FROM EUROPE TO THE UNITED STATES
Invited to the USA by Alexander Graham Bell, Thomas Edison, and others, Dr. Montessori spoke at Carnegie Hall in 1915. She was invited to set up a classroom at the Panama-Pacific Exposition in San Francisco, where spectators watched twenty-one children, all new to this Montessori method, behind a glass wall for four months. The only two gold medals awarded for education went to this class, and the education of young children was altered forever.
INDIA and THE NOBEL PEACE PRIZE
During World War II Dr. Montessori was forced into exile from Italy because of her antifascist views and lived and worked in India. It was here that she developed her work, ‘Education for Peace,’ and developed many of the ideas taught in her training courses today. She was twice nominated for the Nobel Peace Prize.
THE ELEMENTARY MONTESSORI PROGRAM
In Rome Dr. Montessori developed the Montessori program for the elementary years for the child from 6-12. She began, as elementary classes do today, with the required curriculum of Italy of her time. She adapted the traditional teacher-taught subjects in the arts and science so that the children could use materials to guide their open-ended research and to follow their individual interests, working to a much higher level than was previously (and is presently!) thought possible for children of this age. The elementary child, when allowed to work independently instead of being taught in groups led by a teacher, and in classes with a mixed age group of 6-12- year-old students inspiring and teaching each other, masters academic subjects usually not taught until middle or high school.

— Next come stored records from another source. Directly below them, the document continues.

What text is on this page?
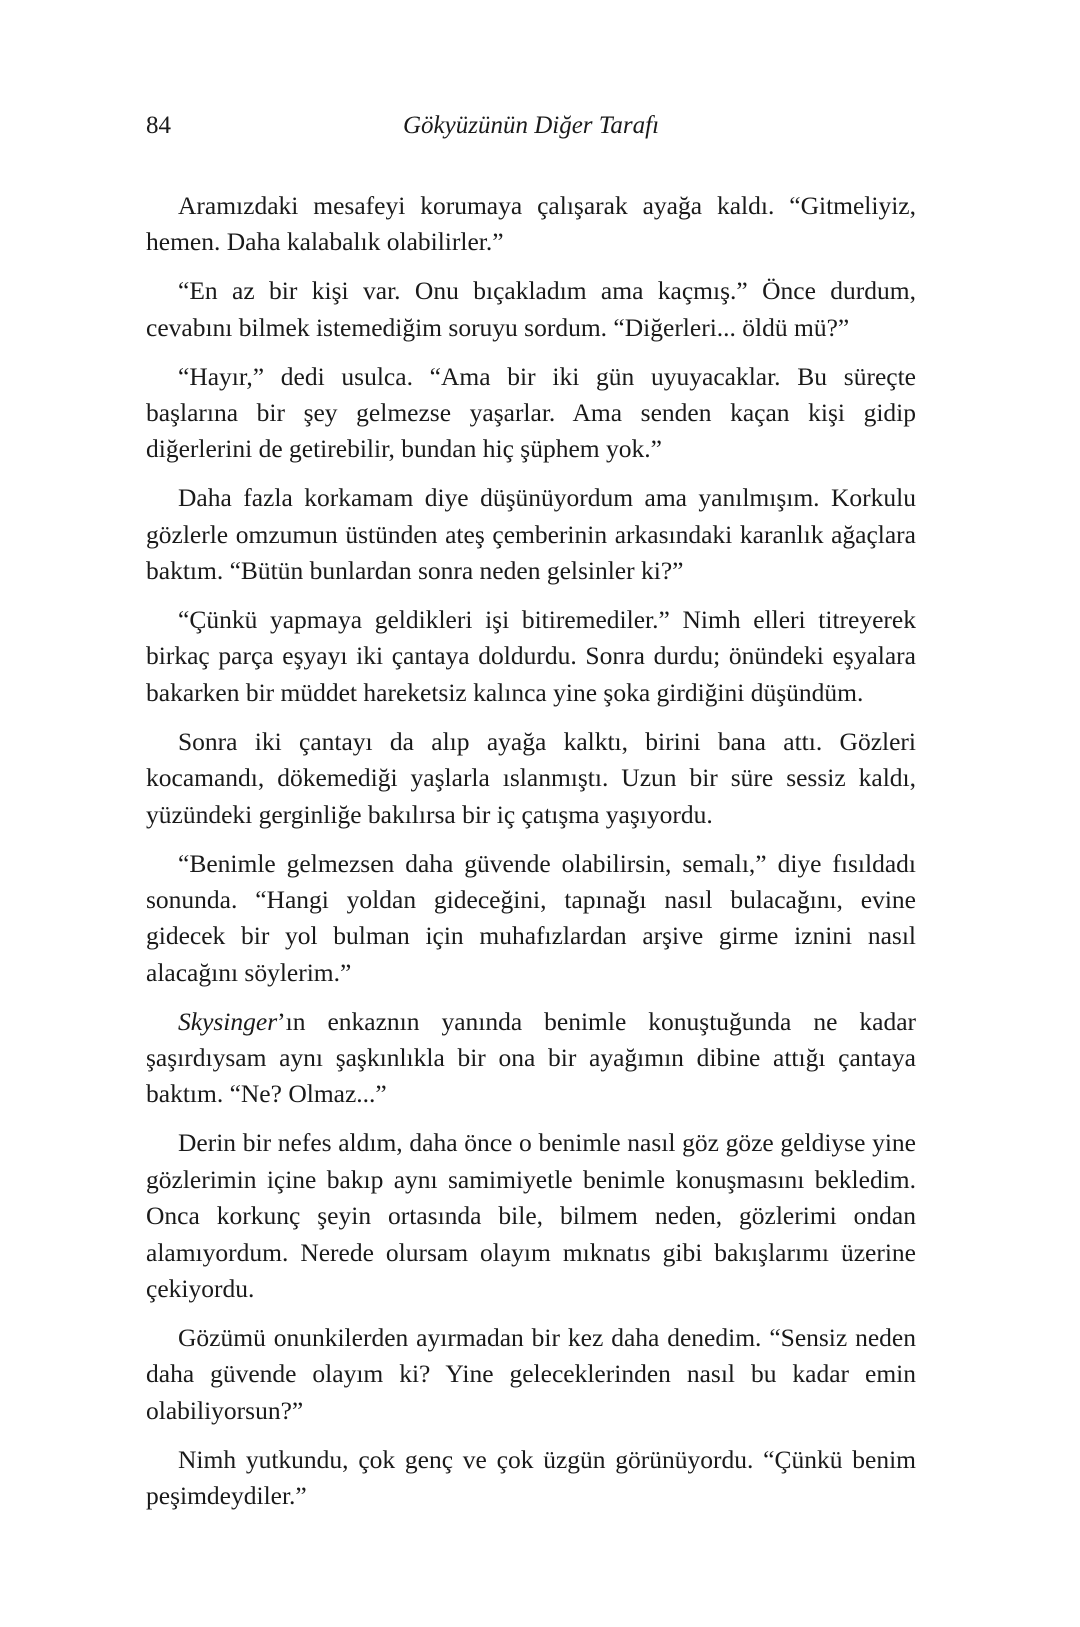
84	Gökyüzünün Diğer Tarafı

Aramızdaki mesafeyi korumaya çalışarak ayağa kaldı. “Gitmeliyiz, hemen. Daha kalabalık olabilirler.”

“En az bir kişi var. Onu bıçakladım ama kaçmış.” Önce durdum, cevabını bilmek istemediğim soruyu sordum. “Diğerleri... öldü mü?”

“Hayır,” dedi usulca. “Ama bir iki gün uyuyacaklar. Bu süreçte başlarına bir şey gelmezse yaşarlar. Ama senden kaçan kişi gidip diğerlerini de getirebilir, bundan hiç şüphem yok.”

Daha fazla korkamam diye düşünüyordum ama yanılmışım. Korkulu gözlerle omzumun üstünden ateş çemberinin arkasındaki karanlık ağaçlara baktım. “Bütün bunlardan sonra neden gelsinler ki?”

“Çünkü yapmaya geldikleri işi bitiremediler.” Nimh elleri titreyerek birkaç parça eşyayı iki çantaya doldurdu. Sonra durdu; önündeki eşyalara bakarken bir müddet hareketsiz kalınca yine şoka girdiğini düşündüm.

Sonra iki çantayı da alıp ayağa kalktı, birini bana attı. Gözleri kocamandı, dökemediği yaşlarla ıslanmıştı. Uzun bir süre sessiz kaldı, yüzündeki gerginliğe bakılırsa bir iç çatışma yaşıyordu.

“Benimle gelmezsen daha güvende olabilirsin, semalı,” diye fısıldadı sonunda. “Hangi yoldan gideceğini, tapınağı nasıl bulacağını, evine gidecek bir yol bulman için muhafızlardan arşive girme iznini nasıl alacağını söylerim.”

Skysinger’ın enkaznın yanında benimle konuştuğunda ne kadar şaşırdıysam aynı şaşkınlıkla bir ona bir ayağımın dibine attığı çantaya baktım. “Ne? Olmaz...”

Derin bir nefes aldım, daha önce o benimle nasıl göz göze geldiyse yine gözlerimin içine bakıp aynı samimiyetle benimle konuşmasını bekledim. Onca korkunç şeyin ortasında bile, bilmem neden, gözlerimi ondan alamıyordum. Nerede olursam olayım mıknatıs gibi bakışlarımı üzerine çekiyordu.

Gözümü onunkilerden ayırmadan bir kez daha denedim. “Sensiz neden daha güvende olayım ki? Yine geleceklerinden nasıl bu kadar emin olabiliyorsun?”

Nimh yutkundu, çok genç ve çok üzgün görünüyordu. “Çünkü benim peşimdeydiler.”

THE MIDDLE SCHOOL AND HIGH SCHOOL PROGRAM
Montessori had many ideas for the child at this age.In 1948,at the invitation of Shrimant Rajmata Vijya Raje Scindia, she started the Montessori system and gave rise to Association of Montessori International Shishu Mandir, Gwalior.Pictures and write up of A.M.I. Shishu Mandir are documented in her books ” The Discovery of the Child” and “The Absorbent Mind.”